175 g Soft brown sugar; (light
-colour) (6oz)
175 g Soft margarine or butter;
-(6oz)
3 lg Eggs
1 ts Mixed spice
1/2 ts Powdered cinnamon
175 g Self raising white flour;
-(6oz)
225 g Small blackcurrants; (8oz)
50 g Raisins; (2oz)
40 g Finely chopped mixed peel;
-(11/2oz)
50 g Ground almonds; (2oz)
2/3 dr Almond essence
You will need an 8 inch (20cm) round cake tin greased with melted vegetable
fat and a cirlce of grease proof paper in the base.
Heat the oven to 170C/325F/gas mark 3.
Put all the ingredients into a roomy bowl. Beat with a wooden spoon until
well mixed. Spoon the mixture into the prepared tin. Level the surface and
a quick bang on the work top will help this.

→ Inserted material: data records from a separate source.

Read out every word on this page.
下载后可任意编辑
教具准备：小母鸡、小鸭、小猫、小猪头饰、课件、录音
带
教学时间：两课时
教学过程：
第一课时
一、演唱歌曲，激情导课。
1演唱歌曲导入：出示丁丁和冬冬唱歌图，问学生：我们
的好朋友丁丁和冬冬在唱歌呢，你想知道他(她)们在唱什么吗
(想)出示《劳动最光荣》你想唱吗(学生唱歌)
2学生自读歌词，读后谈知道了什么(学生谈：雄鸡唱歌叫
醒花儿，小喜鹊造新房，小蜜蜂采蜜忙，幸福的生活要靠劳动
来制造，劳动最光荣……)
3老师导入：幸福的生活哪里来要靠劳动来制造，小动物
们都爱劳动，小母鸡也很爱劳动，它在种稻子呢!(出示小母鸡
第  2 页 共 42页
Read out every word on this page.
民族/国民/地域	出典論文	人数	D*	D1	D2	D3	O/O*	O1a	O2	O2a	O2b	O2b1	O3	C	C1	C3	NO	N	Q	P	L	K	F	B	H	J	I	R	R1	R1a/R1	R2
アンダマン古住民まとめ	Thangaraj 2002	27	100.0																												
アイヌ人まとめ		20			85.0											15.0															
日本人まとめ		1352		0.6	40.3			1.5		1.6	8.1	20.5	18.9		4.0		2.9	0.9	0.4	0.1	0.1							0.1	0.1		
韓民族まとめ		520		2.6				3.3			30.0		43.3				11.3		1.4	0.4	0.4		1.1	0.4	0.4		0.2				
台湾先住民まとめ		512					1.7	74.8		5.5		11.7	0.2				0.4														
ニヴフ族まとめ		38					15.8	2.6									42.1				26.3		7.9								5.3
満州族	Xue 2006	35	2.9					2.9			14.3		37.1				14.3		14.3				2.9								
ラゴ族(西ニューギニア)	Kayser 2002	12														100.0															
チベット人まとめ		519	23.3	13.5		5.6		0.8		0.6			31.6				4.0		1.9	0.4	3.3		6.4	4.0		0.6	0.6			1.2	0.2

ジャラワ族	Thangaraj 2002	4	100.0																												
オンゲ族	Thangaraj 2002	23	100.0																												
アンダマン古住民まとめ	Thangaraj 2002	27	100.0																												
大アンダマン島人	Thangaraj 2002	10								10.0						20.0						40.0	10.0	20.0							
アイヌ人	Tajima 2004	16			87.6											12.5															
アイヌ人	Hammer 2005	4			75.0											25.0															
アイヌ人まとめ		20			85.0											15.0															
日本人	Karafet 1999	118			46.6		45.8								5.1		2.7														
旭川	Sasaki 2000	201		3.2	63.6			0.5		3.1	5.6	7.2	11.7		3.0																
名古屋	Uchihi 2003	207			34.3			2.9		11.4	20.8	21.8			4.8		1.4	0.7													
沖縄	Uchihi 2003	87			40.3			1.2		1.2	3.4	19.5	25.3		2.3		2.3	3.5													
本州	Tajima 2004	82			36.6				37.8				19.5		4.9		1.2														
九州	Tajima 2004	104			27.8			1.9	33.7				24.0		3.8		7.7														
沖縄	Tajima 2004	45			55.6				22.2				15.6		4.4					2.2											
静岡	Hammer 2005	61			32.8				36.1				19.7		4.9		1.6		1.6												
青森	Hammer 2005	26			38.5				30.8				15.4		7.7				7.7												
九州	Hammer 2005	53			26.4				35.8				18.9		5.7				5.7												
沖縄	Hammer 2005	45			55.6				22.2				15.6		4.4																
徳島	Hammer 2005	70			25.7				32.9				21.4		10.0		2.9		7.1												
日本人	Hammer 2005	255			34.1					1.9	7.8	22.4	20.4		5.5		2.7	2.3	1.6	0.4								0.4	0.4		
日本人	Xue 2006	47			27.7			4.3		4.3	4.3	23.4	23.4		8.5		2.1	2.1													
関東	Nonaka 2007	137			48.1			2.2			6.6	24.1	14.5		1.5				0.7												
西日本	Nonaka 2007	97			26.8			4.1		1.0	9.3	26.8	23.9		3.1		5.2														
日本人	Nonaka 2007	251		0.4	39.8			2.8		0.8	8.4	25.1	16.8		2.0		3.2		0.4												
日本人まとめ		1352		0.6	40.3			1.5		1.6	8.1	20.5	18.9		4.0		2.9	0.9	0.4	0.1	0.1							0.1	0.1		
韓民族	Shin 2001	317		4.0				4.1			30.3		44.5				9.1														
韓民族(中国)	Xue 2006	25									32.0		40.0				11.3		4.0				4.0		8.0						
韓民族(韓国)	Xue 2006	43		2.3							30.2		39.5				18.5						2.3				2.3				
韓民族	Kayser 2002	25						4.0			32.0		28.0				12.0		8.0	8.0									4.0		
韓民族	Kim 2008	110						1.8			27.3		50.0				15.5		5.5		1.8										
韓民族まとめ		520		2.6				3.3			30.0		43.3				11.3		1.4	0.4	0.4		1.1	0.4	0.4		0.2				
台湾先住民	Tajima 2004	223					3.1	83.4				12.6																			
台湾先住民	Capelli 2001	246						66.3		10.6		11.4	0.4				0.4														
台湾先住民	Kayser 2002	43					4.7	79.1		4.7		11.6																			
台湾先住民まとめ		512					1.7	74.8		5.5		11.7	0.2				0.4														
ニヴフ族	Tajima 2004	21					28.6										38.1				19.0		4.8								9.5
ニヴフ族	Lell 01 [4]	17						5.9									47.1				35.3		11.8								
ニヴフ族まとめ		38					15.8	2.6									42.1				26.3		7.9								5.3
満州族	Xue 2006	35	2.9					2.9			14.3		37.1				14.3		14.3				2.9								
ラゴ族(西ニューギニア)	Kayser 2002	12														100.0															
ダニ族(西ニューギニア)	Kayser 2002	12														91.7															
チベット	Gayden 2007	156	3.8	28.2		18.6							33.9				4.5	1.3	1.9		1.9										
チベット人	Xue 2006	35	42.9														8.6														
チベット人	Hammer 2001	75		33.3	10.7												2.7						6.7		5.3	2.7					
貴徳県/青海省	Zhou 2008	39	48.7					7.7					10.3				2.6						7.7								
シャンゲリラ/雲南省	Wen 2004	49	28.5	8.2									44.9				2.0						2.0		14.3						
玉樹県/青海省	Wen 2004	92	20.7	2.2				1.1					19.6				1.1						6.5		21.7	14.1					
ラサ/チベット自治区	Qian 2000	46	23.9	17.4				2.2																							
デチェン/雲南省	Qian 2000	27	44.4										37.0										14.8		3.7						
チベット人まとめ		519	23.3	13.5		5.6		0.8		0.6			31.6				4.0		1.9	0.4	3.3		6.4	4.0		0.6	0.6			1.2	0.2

Bake in the oven for about 1 1/2 hours until the cake is shrinking away
from the side of the tin. Leave the cake in the tin until it firms up and
the tin is not too hot to hold. Run a thin knife round the side of the cake
pressing the blade towards the tin. Turn onto a wire rack.
To turn this cake into a Simnel Cake you will need about 200g (7oz) of made
up marzipan and 2 tbsp of warm apricot jam.
If the cake is not flat, slice off the domed bit and turn the cake upside
down on the plate. Brush the flat top with a little apricot jam.
Roll the almond paste out and cut a circle to fit the top of the cake. This
should be about 5cm thick depending how much you like marzipan. Press the
circle on top of the cake. Firm it down. Mark the edges with a fork or
pinch it up as you might do pastry (score a lattice design on the paste
with the blunt side of a knife. Toast under a hot grill if you wish).
Use the rest of the almond paste to roll out 11 small balls as evenly as
possible. Set these balls round the edge of the cake, a tiny dot of icing
will anchor each ball. The tradition is that the 11 balls represent the 11
apostles (Judas the triator is left out).